The AddInsecureBypassPattern method of http.CrossOriginProtection, introduced in version 1.25, shows unexpected behavior.

This method is supposed to allow requests matching a given pattern to bypass protection. The issue is that more requests than expected end up being bypassed.

For example, if you define a ServeMux with two paths, /hello and /hello/:

mux := http.NewServeMux()
mux.HandleFunc("/hello", func(w http.ResponseWriter, r *http.Request) {
    w.Write([]byte("/hello"))
})
mux.HandleFunc("/hello/", func(w http.ResponseWriter, r *http.Request) {
    w.Write([]byte("/hello/"))
})

and you configure the bypass for /hello/:

c := http.NewCrossOriginProtection()
c.AddInsecureBypassPattern("/hello/")
h := c.Handler(mux)

the result is that /hello also gets bypassed. Here's a complete example:

package main

import (
    "fmt"
    "net/http"
    "net/http/httptest"
)

func main() {
    mux := http.NewServeMux()
    mux.HandleFunc("/hello/", func(w http.ResponseWriter, r *http.Request) {
        w.Write([]byte("/hello/"))
    })
    mux.HandleFunc("/hello", func(w http.ResponseWriter, r *http.Request) {
        w.Write([]byte("/hello"))
    })

    c := http.NewCrossOriginProtection()
    c.AddInsecureBypassPattern("/hello/")
    h := c.Handler(mux)

    r := httptest.NewRequest("POST", "http://example.test/hello", nil)
    r.Header.Set("Sec-Fetch-Site", "cross-site")
    r.Header.Set("Origin", "https://evil.test")

    rec := httptest.NewRecorder()
    h.ServeHTTP(rec, r)

    fmt.Println(rec.Code, rec.Body.String())
}

Why this happens

CrossOriginProtection uses an internal ServeMux to check the bypass pattern. For /hello/, ServeMux would internally redirect /hello to /hello/. As a result, the internal check finds a non-empty match and CrossOriginProtection skips validation.

However, CrossOriginProtection does not actually rewrite or redirect the request path; it forwards the original one. Since the downstream mux defines a real handler for /hello, the request is served without protection.

Comment From: gabyhelp

Related Issues

Related Documentation

(Emoji vote if this was helpful or unhelpful; more detailed feedback welcome in this discussion.)

Comment From: seankhliao

cc @FiloSottile maybe this is working as intended? it is documented to work as

AddInsecureBypassPattern permits all requests that match the given pattern. The pattern syntax and precedence rules are the same as ServeMux.

Comment From: FiloSottile

Hmm, "The pattern syntax and precedence rules are the same as ServeMux." doesn't really clarify what to do about internally-generated redirects.
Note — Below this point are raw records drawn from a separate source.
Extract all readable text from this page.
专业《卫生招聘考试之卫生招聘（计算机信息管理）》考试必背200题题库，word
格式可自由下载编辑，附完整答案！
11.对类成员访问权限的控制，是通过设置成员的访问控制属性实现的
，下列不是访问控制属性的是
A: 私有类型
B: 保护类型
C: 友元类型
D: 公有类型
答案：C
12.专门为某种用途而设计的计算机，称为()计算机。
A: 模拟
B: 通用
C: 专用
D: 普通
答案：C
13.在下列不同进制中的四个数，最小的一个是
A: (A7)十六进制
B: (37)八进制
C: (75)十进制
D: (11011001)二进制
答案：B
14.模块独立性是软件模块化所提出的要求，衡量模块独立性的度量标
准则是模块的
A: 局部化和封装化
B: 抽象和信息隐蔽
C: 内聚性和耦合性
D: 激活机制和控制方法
This is caused by the documented behavior of ServeMux.Handler:

Handler also returns the registered pattern that matches the request or, in the case of internally-generated redirects, the path that will match after following the redirect.

This has no good answer I am afraid:

  • if the underlying ServeMux has both /hello and /hello/, then bypassing both /hello/ and /hello is unexpected
  • if the underlying ServeMux does not have /hello, then not bypassing /hello is unexpected, because the request will be rejected instead of being redirected to the bypassed handler

However, if the ServeMux redirects are regular 302s, they would already break POSTs, so maybe it's ok to be overly protective.

The next question is whether we can change this in Go 1.25.1 or if it's already too late. I doubt there are a lot of AddInsecureBypassPattern at this point.